Thayer’s public service extended beyond the courtroom. In 1873 he was appointed to the board of visitors to the United States Military Academy at West Point and was responsible for writing the board’s report, thus contributing to oversight of the nation’s premier military educational institution. This appointment had a family resonance: some forty years earlier, his cousin Sylvanus Thayer had served as superintendent of West Point and was widely credited with professionalizing the academy. In 1877 Martin Russell Thayer was elected a member of the American Philosophical Society, one of the oldest learned societies in the United States, reflecting his standing in intellectual and professional circles. In 1896, after resigning from the bench, he was elected by the judges of the court of common pleas as prothonotary of Philadelphia, assuming responsibility for important administrative and record-keeping functions of the court.

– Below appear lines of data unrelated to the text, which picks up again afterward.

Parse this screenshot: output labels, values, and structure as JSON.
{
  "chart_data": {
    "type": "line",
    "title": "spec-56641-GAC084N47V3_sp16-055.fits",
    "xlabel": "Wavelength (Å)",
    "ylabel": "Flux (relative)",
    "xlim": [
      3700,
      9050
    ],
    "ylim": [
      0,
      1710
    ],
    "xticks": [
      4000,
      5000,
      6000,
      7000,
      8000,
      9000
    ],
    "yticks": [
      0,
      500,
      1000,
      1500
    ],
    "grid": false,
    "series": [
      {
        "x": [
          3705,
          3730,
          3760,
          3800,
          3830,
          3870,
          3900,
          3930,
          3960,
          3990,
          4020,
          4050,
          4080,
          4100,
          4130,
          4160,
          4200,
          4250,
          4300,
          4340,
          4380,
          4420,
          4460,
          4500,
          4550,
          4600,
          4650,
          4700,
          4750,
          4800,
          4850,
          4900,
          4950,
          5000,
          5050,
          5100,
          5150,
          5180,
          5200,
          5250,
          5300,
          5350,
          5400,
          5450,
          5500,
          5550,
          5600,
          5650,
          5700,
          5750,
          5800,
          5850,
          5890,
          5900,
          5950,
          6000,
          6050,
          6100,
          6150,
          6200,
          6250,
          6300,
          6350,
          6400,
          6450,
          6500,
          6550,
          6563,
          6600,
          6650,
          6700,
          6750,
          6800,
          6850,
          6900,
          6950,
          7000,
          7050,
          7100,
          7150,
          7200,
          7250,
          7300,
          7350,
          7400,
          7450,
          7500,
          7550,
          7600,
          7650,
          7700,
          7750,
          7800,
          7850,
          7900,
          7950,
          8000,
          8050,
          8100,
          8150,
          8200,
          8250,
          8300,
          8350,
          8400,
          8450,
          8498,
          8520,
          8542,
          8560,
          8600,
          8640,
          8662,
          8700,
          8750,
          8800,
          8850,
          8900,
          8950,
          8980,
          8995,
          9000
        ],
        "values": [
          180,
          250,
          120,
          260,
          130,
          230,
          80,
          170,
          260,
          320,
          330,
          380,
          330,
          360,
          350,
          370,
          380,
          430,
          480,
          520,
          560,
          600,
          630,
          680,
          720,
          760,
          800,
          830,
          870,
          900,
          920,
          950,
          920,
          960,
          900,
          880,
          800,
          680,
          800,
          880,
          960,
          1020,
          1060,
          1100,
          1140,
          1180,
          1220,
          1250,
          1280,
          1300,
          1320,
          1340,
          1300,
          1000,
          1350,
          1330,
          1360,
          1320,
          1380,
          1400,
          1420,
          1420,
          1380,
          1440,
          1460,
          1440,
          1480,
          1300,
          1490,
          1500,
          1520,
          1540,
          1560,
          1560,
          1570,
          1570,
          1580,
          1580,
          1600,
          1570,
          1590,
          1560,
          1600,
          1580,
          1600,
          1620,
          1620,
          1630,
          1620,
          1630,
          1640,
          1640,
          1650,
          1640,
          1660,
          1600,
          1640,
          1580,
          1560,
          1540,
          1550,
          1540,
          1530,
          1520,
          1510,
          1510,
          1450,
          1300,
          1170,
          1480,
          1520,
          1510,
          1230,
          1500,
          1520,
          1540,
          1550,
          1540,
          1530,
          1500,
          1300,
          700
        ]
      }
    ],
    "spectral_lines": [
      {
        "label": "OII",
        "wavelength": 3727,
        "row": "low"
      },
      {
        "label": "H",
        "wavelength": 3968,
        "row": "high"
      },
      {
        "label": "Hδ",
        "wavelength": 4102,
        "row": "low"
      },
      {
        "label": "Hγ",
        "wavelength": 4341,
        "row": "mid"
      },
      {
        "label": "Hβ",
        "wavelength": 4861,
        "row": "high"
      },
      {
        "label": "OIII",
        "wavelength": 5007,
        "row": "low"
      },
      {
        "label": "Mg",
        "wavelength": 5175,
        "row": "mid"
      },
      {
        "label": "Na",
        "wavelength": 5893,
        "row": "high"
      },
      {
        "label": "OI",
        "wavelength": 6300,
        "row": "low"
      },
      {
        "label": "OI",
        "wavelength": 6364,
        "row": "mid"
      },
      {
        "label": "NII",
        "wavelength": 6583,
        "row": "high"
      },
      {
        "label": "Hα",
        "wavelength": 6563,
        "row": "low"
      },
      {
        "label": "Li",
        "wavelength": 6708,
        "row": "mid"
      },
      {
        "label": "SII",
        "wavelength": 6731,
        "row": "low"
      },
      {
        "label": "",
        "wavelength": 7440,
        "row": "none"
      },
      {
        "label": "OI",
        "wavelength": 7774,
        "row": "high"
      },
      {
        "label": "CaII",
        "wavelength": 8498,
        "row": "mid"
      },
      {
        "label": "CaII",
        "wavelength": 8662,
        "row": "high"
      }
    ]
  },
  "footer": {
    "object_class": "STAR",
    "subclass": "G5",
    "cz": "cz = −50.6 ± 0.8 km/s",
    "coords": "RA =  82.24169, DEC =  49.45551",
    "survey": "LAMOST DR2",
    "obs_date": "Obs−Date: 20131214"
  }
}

In addition to his legal and political work, Thayer engaged in extensive literary pursuits. Over several decades he authored a number of books and pamphlets on law, history, political thought, and public institutions. Among his works were “The Duties of Citizenship” (Philadelphia, 1862); “A Reply to Mr. Charles Ingersoll’s ‘Letter to a Friend in a Slave State’” (Philadelphia, 1862); “The Great Victory: its Cost and Value” (1865), reflecting on the outcome of the Civil War; “The Law considered as a Progressive Science” (1870), a meditation on legal development; “On Libraries” (1871); “The Life and Works of Francis Lieber” (1873), a study of the prominent jurist and political philosopher; and “The Battle of Germantown” (1878), a historical account of the Revolutionary War engagement near Philadelphia. These writings underscored his interest in civic education, legal theory, and American history.
Martin Russell Thayer spent his later years in Philadelphia, remaining a respected figure in the city’s legal, intellectual, and civic life. He died in Philadelphia on October 14, 1906. He was buried in the churchyard of the Church of St. James the Less in Philadelphia, a historic Episcopal parish whose cemetery contains the graves of many notable Philadelphians.